Ella ha decidido no esconderse, mostrar su cara y enfrentarse a lo invisible.
Desde PsicoConfident se lo agradecemos de corazón, porque su historia servirá de inspiración a muchas otras aún por contar. Os escuchamos. Os leemos. Os damos voz.
Sobre el diagnóstico y los síntomas
¿Cuándo y cómo te diste cuenta de que algo no iba bien con tu salud?
Mi salud llevaba mucho tiempo dando señales de que algo no estaba bien. Pasaron años en los que me encontraba mal, pero sin una explicación clara. Me hacían pruebas, análisis, derivaciones… y todo salía bien. Era frustrante, porque el cuerpo no miente, pero los resultados médicos no parecían reflejar lo que yo sentía. Fue un proceso largo de incertidumbre, hasta que finalmente me dieron el diagnóstico de fibromialgia.
¿Cuánto tiempo tardaron en diagnosticarte fibromialgia?
Muchísimo tiempo. Sinceramente, más del que debería. Y lo peor no es solo la espera, sino todo lo que ocurre durante ese tiempo: dudas, incomprensión, sensación de que quizá estás exagerando o imaginando cosas. Es un proceso que te desgasta tanto física como emocionalmente.
¿Cómo fue el proceso hasta obtener un diagnóstico definitivo?
Muy lento y, sobre todo, lleno de incomprensión. No sentía que los profesionales realmente me escucharan. Y cuando finalmente recibí el diagnóstico, lejos de ser un alivio completo, fue también doloroso, porque muchas veces ni siquiera los propios médicos se lo toman con la seriedad que merece. A día de hoy, todavía hay quien pone en duda lo que sentimos.
¿Cuáles son los síntomas más difíciles de sobrellevar en tu día a día?

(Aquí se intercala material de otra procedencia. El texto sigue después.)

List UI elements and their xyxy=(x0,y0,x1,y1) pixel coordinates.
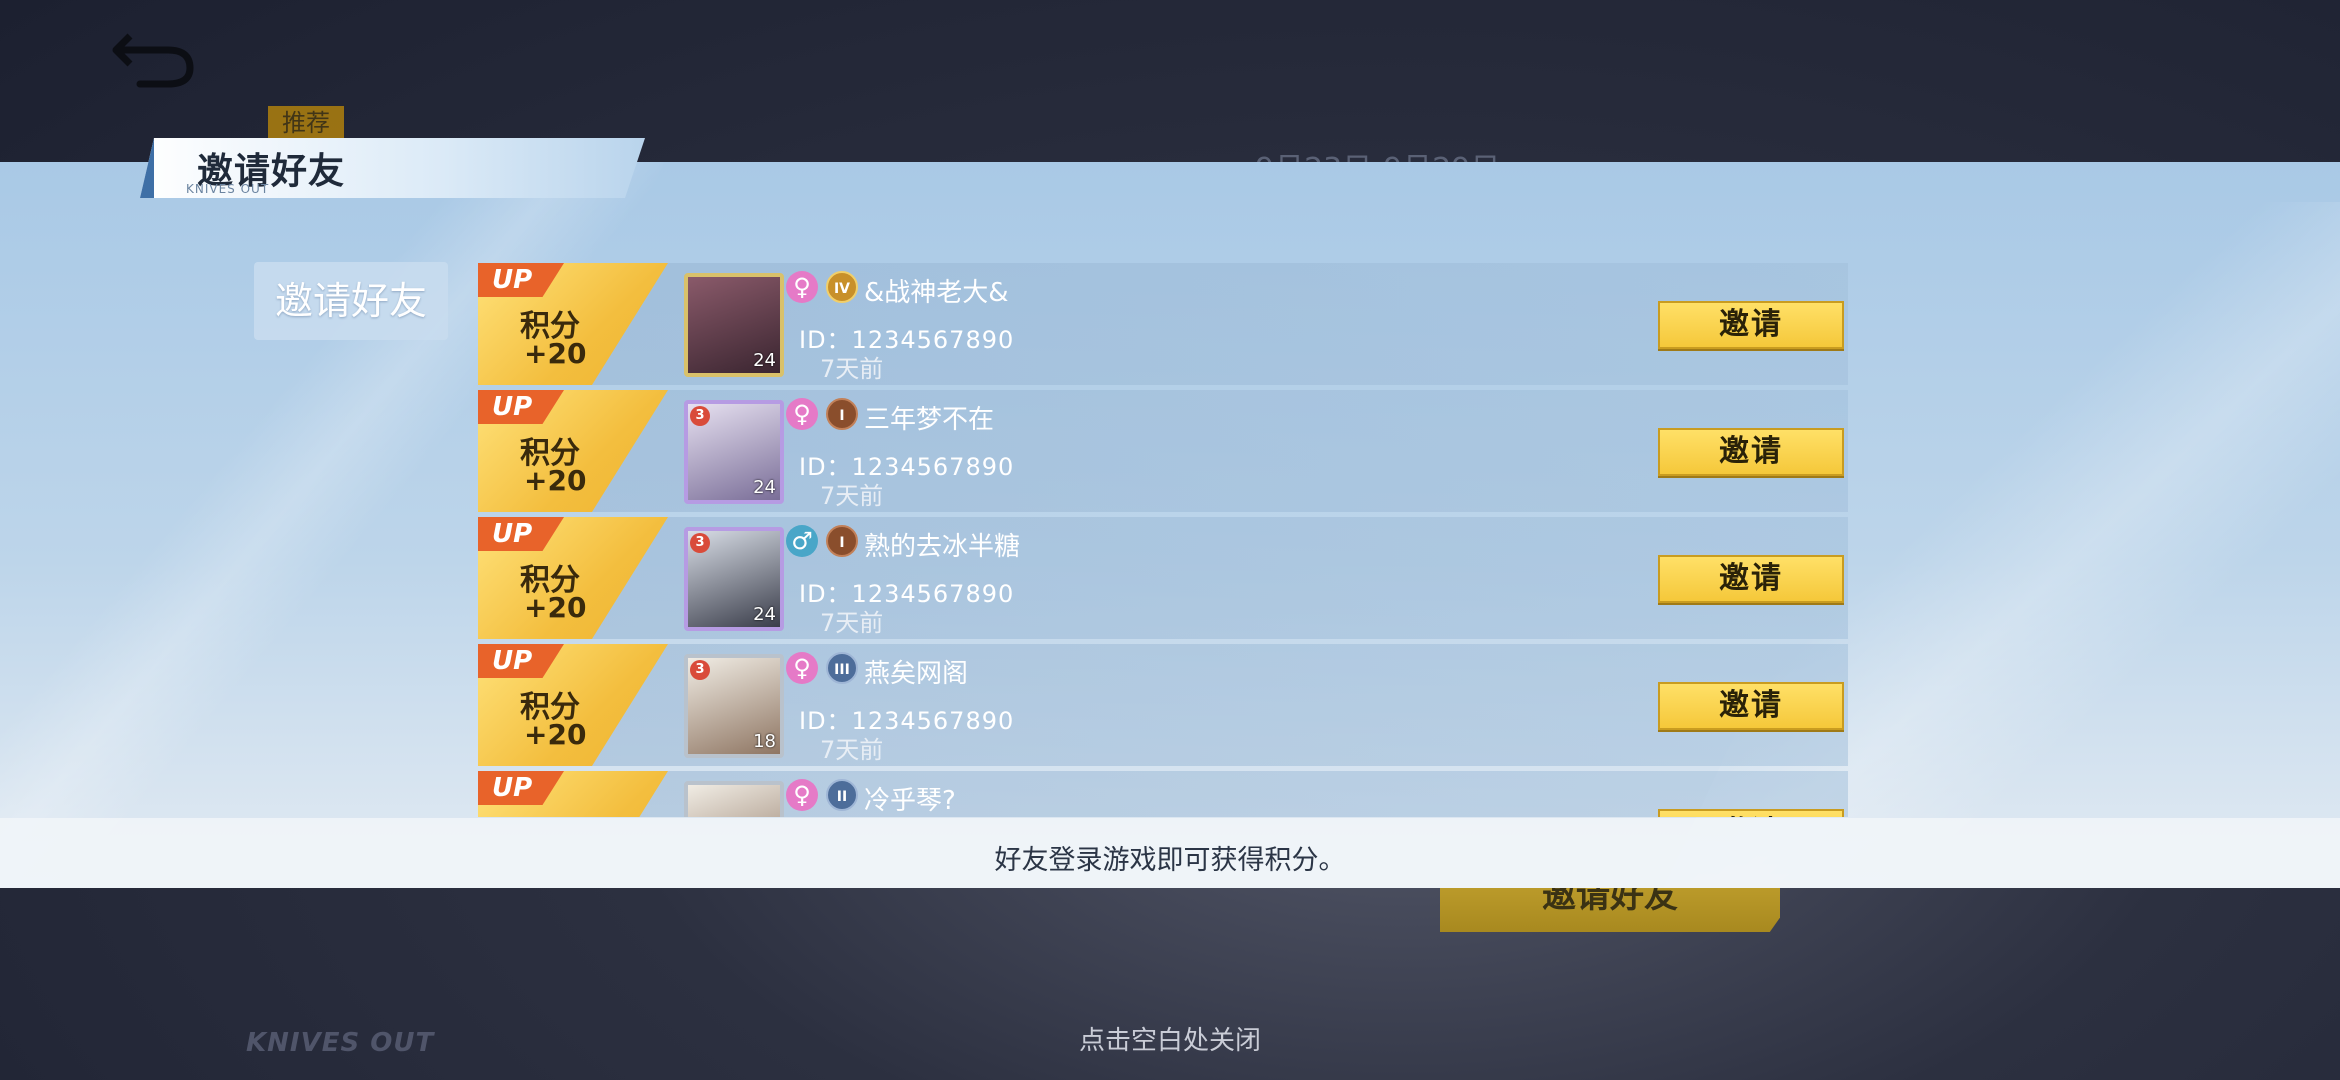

Sin duda, el dolor constante es lo más difícil. Pero también el hecho de que los demás no entiendan ese dolor. Hay días en los que no puedes moverte. A veces, un simple roce con la ropa puede hacer que se te salten las lágrimas. No es solo el dolor físico, es la sensación de estar atrapada en un cuerpo que no responde como antes.

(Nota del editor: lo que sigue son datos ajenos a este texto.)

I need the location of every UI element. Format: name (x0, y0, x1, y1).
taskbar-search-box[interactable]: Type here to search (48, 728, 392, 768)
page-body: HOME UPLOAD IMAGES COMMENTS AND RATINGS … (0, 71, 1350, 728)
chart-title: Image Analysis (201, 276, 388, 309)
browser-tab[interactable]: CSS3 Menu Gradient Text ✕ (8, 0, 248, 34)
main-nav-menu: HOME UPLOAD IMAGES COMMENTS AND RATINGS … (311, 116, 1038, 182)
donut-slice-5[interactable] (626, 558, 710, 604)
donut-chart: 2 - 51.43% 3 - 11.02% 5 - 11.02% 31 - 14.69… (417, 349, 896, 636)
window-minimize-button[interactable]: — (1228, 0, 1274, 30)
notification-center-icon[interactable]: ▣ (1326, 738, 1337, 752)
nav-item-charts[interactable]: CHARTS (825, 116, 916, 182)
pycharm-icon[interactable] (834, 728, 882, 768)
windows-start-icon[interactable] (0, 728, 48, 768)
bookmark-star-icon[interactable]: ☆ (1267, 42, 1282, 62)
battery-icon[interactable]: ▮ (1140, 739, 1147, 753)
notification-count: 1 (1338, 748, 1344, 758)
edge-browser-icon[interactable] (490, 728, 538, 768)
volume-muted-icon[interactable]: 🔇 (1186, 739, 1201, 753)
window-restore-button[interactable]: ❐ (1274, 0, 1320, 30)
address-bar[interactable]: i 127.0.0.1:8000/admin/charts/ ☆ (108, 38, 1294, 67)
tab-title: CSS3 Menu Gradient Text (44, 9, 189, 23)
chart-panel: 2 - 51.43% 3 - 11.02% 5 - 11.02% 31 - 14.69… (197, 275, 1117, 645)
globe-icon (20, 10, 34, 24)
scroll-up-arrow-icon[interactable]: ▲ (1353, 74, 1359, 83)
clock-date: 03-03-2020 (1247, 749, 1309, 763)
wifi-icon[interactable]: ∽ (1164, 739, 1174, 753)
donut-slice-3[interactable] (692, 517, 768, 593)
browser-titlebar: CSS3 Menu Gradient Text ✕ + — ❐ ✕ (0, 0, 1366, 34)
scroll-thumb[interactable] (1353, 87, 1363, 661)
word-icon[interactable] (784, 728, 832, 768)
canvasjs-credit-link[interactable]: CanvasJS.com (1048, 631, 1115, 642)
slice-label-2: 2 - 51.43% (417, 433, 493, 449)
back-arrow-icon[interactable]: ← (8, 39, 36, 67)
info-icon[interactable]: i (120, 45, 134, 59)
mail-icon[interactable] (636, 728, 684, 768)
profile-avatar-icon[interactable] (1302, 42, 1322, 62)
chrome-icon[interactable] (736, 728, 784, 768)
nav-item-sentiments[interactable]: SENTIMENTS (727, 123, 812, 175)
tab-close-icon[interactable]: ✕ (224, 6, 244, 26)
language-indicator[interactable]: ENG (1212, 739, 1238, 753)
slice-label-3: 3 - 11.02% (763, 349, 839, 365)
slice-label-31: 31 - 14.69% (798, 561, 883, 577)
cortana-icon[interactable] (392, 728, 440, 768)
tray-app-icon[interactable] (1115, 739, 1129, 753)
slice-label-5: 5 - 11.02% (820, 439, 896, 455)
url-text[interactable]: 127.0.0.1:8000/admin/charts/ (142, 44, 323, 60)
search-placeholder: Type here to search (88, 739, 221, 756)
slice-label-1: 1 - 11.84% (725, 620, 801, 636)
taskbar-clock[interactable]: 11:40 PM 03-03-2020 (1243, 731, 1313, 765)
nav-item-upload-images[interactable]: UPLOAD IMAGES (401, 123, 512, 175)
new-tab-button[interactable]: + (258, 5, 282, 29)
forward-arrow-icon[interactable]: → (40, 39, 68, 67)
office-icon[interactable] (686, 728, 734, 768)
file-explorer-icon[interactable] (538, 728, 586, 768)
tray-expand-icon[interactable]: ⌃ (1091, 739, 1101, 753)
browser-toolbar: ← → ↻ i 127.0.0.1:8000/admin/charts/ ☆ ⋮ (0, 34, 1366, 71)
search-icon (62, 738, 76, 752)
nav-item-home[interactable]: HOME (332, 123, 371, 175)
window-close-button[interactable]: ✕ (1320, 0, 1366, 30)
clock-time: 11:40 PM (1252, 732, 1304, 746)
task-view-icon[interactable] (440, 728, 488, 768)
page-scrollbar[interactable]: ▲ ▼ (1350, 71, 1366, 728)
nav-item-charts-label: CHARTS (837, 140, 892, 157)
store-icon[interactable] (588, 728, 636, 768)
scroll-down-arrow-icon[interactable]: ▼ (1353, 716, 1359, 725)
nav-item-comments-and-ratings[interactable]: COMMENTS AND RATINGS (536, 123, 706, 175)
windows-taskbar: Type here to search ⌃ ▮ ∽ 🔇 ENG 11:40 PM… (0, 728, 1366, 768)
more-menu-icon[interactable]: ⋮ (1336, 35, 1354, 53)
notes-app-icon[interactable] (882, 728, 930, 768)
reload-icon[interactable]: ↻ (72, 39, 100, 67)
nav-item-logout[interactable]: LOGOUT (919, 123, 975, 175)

¿Cómo afectan los brotes de dolor o fatiga a tu rutina diaria?
Afectan muchísimo. Hay días en los que no puedes hacer nada, y otros en los que apenas puedes con tareas simples. Te condiciona todo: desde subir unas escaleras hasta salir a la calle. Antes las subía corriendo, y ahora tengo que parar en medio para descansar. Cada paso que das lo sientes como un esfuerzo enorme.
Impacto en la vida personal y social
¿Cómo ha cambiado tu vida desde que recibiste el diagnóstico?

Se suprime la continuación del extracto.